Dua putra Nabi Ibrahim, Ismail dan Ishak, menjadi leluhur dua agama monoteistik ini terpisah secara geografis, kebudayaan, dan bahasa. Nabi Ismail yang menjadi nenek moyang para penghuni kota Mekah, kemudian memunculkan sosok Nabi Muhammad dengan agama berbahasa Arab. Sedangkan Nabi Ishak dalam perkembangannya kemudian melahirkan seluruh nabi-nabi Yahudi, termasuk Nabi Musa dan Nabi Isa (Yesus dalam agama Kristen), dengan agama berbahasa Ibrani.

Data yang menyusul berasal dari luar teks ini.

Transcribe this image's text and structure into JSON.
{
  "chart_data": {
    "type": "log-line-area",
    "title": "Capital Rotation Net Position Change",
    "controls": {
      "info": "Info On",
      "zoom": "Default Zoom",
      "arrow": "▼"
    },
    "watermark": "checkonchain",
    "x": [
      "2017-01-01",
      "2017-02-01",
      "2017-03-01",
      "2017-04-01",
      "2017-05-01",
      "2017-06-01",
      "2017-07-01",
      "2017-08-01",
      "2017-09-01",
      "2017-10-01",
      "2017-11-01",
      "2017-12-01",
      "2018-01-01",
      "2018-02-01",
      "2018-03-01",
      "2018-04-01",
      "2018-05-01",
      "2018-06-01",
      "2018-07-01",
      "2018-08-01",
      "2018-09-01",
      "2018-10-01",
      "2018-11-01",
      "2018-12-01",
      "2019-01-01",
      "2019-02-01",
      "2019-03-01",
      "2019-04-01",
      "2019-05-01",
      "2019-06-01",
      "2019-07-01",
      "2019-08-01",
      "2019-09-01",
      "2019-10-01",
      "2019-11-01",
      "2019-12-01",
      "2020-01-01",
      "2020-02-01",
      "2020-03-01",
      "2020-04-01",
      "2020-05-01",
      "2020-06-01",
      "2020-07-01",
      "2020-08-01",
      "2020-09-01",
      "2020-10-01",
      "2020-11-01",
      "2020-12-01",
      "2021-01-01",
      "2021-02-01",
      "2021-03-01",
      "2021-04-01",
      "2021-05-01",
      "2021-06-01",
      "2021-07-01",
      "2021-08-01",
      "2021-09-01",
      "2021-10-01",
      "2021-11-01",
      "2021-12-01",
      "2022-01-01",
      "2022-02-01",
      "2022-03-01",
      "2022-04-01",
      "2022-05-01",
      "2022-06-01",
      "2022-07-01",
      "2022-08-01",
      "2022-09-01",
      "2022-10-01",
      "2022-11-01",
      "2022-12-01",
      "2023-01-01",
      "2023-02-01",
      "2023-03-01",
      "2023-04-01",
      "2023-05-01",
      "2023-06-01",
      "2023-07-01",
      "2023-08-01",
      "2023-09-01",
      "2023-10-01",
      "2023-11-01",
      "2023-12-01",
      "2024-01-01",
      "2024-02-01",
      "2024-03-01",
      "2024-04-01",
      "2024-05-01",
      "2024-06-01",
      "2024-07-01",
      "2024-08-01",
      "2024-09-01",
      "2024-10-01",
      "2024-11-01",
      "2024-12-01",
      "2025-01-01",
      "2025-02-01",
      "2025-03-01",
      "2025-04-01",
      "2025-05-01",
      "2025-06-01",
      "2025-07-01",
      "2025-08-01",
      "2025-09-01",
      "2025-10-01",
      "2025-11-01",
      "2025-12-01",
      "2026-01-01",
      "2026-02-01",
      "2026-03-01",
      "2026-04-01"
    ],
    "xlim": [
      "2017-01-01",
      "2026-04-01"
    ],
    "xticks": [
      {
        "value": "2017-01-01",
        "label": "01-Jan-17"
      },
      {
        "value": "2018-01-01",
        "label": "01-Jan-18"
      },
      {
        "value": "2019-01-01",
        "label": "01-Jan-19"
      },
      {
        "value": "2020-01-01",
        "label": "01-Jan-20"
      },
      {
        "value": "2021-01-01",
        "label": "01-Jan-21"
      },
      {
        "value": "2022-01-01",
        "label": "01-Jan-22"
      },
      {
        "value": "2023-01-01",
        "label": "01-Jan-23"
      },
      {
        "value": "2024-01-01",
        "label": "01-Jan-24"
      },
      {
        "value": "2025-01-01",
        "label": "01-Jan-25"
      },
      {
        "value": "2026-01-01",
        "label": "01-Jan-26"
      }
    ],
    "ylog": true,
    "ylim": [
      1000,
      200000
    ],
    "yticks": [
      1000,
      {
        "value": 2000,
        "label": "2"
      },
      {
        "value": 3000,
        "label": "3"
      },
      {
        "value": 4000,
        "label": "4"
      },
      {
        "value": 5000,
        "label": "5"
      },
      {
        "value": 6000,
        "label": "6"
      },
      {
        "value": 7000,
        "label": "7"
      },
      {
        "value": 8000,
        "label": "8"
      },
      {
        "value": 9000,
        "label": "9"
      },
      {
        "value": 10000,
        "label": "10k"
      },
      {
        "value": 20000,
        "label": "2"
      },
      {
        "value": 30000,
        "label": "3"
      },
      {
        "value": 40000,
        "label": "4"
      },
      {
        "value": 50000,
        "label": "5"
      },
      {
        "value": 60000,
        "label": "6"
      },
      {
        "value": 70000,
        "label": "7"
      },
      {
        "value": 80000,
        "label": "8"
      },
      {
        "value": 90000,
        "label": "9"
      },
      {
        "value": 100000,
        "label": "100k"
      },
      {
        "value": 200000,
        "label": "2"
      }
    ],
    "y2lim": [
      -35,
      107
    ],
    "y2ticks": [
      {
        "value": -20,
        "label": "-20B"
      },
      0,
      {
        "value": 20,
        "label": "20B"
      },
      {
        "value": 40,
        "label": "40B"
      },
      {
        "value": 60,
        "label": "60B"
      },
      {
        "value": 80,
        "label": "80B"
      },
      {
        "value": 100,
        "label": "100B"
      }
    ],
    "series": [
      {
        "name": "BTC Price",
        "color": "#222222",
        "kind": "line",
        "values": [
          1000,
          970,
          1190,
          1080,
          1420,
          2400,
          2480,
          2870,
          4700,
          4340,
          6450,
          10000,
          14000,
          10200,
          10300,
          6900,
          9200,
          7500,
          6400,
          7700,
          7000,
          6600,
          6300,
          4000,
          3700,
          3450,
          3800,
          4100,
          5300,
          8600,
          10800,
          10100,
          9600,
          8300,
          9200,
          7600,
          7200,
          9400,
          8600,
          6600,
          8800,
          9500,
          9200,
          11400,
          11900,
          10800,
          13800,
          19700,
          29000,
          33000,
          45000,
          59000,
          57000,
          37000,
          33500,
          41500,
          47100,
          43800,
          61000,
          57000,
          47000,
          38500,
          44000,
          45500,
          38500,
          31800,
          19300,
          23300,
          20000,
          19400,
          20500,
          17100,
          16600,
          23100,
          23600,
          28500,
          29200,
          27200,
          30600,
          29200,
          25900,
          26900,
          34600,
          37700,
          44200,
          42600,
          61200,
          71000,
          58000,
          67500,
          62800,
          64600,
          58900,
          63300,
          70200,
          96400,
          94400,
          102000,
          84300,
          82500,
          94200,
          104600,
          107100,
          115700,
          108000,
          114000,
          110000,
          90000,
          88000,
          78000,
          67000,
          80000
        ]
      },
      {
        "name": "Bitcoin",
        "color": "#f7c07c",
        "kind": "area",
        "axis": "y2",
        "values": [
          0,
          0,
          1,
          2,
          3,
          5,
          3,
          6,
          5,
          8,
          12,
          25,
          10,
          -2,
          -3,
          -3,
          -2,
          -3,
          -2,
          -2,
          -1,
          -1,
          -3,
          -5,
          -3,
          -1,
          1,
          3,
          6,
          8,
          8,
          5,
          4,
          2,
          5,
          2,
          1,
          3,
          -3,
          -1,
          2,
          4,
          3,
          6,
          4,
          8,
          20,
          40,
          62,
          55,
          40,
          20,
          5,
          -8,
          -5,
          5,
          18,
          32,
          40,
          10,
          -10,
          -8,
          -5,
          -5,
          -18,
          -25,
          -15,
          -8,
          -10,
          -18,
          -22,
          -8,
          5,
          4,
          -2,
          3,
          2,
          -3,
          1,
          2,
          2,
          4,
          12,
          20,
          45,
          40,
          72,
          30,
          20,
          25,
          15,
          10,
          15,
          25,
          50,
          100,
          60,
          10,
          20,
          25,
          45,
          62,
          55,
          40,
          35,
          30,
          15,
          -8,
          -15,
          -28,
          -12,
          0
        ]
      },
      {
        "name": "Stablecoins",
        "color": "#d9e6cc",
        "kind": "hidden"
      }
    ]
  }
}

Pada waktu itu, pusat keagamaan suku Quraisy adalah Kabah dengan berbagai berhala di sekelilingnya. Jika Islam menjadikan Kabah sebagai kiblat salat di periode setelah isra mi'raj, maka perbedaan antara kaum kafir dengan kaum muslim tidak akan terlihat begitu jauh.
Secara politik, hal ini memunculkan anggapan bahwa Islam hanyalah jenis kepercayaan yang tidak jauh berbeda dengan agama nenek moyang suku Quraisy. Itulah yang menjadi jawaban mengapa arah kiblat salat mulanya diperintahkan untuk tidak mengarah ke Kabah. Hal ini agar menjadi penegasan secara gamblang bahwa Islam lahir dengan perbedaan yang jelas dari agama suku Quraisy.
Peristiwa ini kemudian berkesinambungan dengan peristiwa hijrah yang menjadi tanda bahwa Nabi Muhammad tidak lagi terlalu memaksakan Kabah, juga Mekah, sebagai pusat syiar Islam pada era itu. Dan bagi kaum kafir Quraisy, ini adalah pukulan telak yang—secara psikologis—mencederai mereka.
Secara bertahap, hijrah ini kemudian jadi latar belakang peperangan antara kaum Muslim dengan kaum Quraisy. Dari Perang Badar, Perang Uhud, sampai Perang Khandak yang diwarnai oleh pengkhianatan beberapa umat Yahudi di Madinah.
Di situlah kemudian, pada bulan Rajab, 12 tahun setelah peristiwa hijrah, muncul perintah Tuhan (surat Al Baqarah 142-145) untuk memalingkan arah kiblat salat dari Masjidil Aqsha, yang punya arti “masjid terjauh”, di Yerusalem ke Masjidil Haram di Mekah. Ayat yang kemudian menjadi sumber rujukan mengenai sejarah arah kiblat salat yang sebelumnya ternyata pernah mengarah ke Yerusalem.
Seperti halnya alasan arah kiblat salat pertama kali ke arah Yerusalem, turunnya perintah ini juga punya konsekuensi politik. Bahwa Islam akhirnya “memisahkan” diri dari rumpun agama Yahudi, sekalipun memiliki jejak-jejaknya. Perpindahan ini menegaskan agama Islam berbeda dengan agama Yahudi, seperti halnya agama Islam berbeda dengan agama nenek moyang suku Quraisy.